Julius Harrison: Viola Sonata in C minor
Traditionally, composers had a rather difficult time to earn a living practicing their art. A good many of them had to take a day job to actually make a living. Gustav Mahler, for example, was primarily engaged as a conductor, and his tenure with the Vienna Court Opera — he even converted to Catholicism in order to be eligible for the position — was a period of repeated battles with performers, administrators and a hostile and anti-Semitic press. While his conducting engagements and interpretive expertise paid him a handsome salary that easily covered his material needs, he spiritually longed to express himself in his own music. This was only possible in his spare time, and during summer holidays he withdrew to small composing huts in the Austrian countryside to reconnect with the sources of his inspiration. Julius Allan Greenway Harrison (1885-1963) had a similar life experience. He was an admired conductor, working with Beecham at Covent Garden, with the Scottish Orchestra in Glasgow, and in the 1930s, with the Hastings Municipal Orchestra. But he only did so in order to earn a living. When encroaching deafness brought an end to his conducting career, he finally found the time to devote himself to composition.
Harrison hailed from Stourport in Worcestershire and quickly took piano, organ and violin lessons. Already at age 16, he was appointed organist and choirmaster at Areley Kings Church, and at age 17 he conducted the Worcester Music Society in a performance of his own Ballade for Strings. Harrison introduced himself to a wider audience with his 1908 cantata Cleopatra, a work that had garnered first prize at the Norwich Music Festival. Although some reviews recognized Harrison’s talent, the work was criticized for an “overelaborate orchestration” and described as “a series of pictures of unbridled passion devoid of all that ordinary people call beauty.” Once Harrison arrived in London, his conducting career began in earnest.

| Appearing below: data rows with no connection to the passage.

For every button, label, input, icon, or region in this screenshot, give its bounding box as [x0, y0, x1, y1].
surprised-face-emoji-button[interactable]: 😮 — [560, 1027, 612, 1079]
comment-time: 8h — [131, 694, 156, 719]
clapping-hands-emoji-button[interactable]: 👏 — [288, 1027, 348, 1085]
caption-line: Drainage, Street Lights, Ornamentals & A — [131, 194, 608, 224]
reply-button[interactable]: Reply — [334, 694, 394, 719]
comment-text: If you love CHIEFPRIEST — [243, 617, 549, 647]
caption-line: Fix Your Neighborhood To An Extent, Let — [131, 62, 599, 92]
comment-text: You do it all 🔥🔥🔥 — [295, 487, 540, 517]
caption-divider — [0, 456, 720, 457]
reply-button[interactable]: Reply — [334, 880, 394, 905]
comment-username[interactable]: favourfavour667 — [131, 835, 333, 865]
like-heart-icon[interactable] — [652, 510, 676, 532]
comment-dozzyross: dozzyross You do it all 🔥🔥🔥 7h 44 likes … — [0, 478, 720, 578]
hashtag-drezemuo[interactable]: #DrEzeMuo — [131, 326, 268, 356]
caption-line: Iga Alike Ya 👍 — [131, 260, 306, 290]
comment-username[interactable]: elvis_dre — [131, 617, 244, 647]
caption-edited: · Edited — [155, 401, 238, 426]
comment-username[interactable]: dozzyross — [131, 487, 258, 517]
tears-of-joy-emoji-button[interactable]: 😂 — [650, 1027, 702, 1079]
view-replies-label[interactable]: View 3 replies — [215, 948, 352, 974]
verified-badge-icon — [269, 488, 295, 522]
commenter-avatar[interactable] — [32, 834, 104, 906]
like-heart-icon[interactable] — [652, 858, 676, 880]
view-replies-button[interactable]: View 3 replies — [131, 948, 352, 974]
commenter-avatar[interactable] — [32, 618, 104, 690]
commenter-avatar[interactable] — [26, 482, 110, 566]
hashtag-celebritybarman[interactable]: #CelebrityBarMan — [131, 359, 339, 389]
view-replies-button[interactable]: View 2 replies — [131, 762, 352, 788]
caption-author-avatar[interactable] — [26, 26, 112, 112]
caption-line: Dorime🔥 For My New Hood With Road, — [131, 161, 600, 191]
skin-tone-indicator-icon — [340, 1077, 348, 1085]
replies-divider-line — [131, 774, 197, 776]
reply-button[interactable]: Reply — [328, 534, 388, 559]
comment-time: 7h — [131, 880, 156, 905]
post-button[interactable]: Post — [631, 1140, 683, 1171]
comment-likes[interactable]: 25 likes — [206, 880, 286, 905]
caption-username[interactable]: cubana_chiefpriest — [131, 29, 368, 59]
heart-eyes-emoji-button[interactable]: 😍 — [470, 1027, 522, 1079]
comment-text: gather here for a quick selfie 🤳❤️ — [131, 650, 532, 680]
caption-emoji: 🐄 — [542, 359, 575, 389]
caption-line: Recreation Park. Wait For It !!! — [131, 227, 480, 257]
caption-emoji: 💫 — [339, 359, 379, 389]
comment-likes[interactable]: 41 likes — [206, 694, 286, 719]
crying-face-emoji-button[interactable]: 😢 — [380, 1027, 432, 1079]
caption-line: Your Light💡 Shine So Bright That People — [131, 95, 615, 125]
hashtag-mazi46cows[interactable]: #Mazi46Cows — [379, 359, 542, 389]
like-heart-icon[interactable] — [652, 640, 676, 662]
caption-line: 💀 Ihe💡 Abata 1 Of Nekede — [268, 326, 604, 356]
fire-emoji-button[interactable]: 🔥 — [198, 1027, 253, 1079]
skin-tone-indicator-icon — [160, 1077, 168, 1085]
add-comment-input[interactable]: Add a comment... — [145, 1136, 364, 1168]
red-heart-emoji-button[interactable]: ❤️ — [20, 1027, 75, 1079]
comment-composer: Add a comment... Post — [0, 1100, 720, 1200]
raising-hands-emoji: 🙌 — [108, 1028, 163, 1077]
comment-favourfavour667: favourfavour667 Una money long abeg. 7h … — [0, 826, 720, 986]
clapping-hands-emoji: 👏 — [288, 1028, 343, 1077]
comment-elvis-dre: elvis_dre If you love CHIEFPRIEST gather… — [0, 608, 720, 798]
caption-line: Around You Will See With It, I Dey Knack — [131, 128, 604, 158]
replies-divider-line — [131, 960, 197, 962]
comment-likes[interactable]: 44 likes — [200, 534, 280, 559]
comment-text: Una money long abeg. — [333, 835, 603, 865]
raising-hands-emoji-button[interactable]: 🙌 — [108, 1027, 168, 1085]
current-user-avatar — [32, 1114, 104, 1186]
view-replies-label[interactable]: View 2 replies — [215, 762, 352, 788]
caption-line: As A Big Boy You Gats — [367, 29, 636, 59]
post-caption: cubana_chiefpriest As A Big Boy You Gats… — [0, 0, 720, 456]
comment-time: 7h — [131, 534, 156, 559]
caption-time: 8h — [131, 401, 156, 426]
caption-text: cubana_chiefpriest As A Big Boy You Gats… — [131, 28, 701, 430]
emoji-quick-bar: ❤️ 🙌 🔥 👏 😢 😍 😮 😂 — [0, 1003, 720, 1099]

Engaged at Covent Garden, he was assistant conductor to Arthur Nikisch, and later to Felix Weingartner in Paris. Appointments with the Beecham Opera Company, the Scottish Orchestra and the Bradford Permanent Orchestra quickly followed, and by 1922 Harrison was conductor for the British National Opera Company. The music of Richard Wagner became his specialty, and he was appointed director of opera and professor of composition at the Royal Academy of Music. He returned to conducting in 1930, and after a slew of appointments from around the country, he accepted a post with the BBC Northern Orchestra in Manchester. Slowly his hearing began to deteriorate, and in 1947 Harrison conducted his final concert at the Elgar Festival in Malvern. He retired in Harpenden in Hertfordshire, and devoted his final years to composition. Influenced by Brahms and Vaughan Williams, he wrote a series of substantial compositions, among them Bredon Hill (1942), the Viola Sonata (1945) a Mass in C (1947) and a Requiem, which took him the greater part of a decade to finish. Geoffrey Self, Harrison’s biographer, describes the Requiem as “conservative and contrapuntally complex, influenced by Bach and Verdi respectively, with a mastery of texture and a massive yet balanced structure.” Harrison also published some writings about music, foremost a 1939 book on Brahms and his Four Symphonies, and also contributed chapters on the Symphonies by Mendelssohn, Schumann, Brahms and Dvořák. Regrettably, much of Harrison’s oeuvre — a large number of vocal and choral as well as orchestral works, alongside compositions for chamber ensemble, piano and organ — remain unrecorded. Nevertheless, it is indeed gratifying to see what people can get done in their spare time!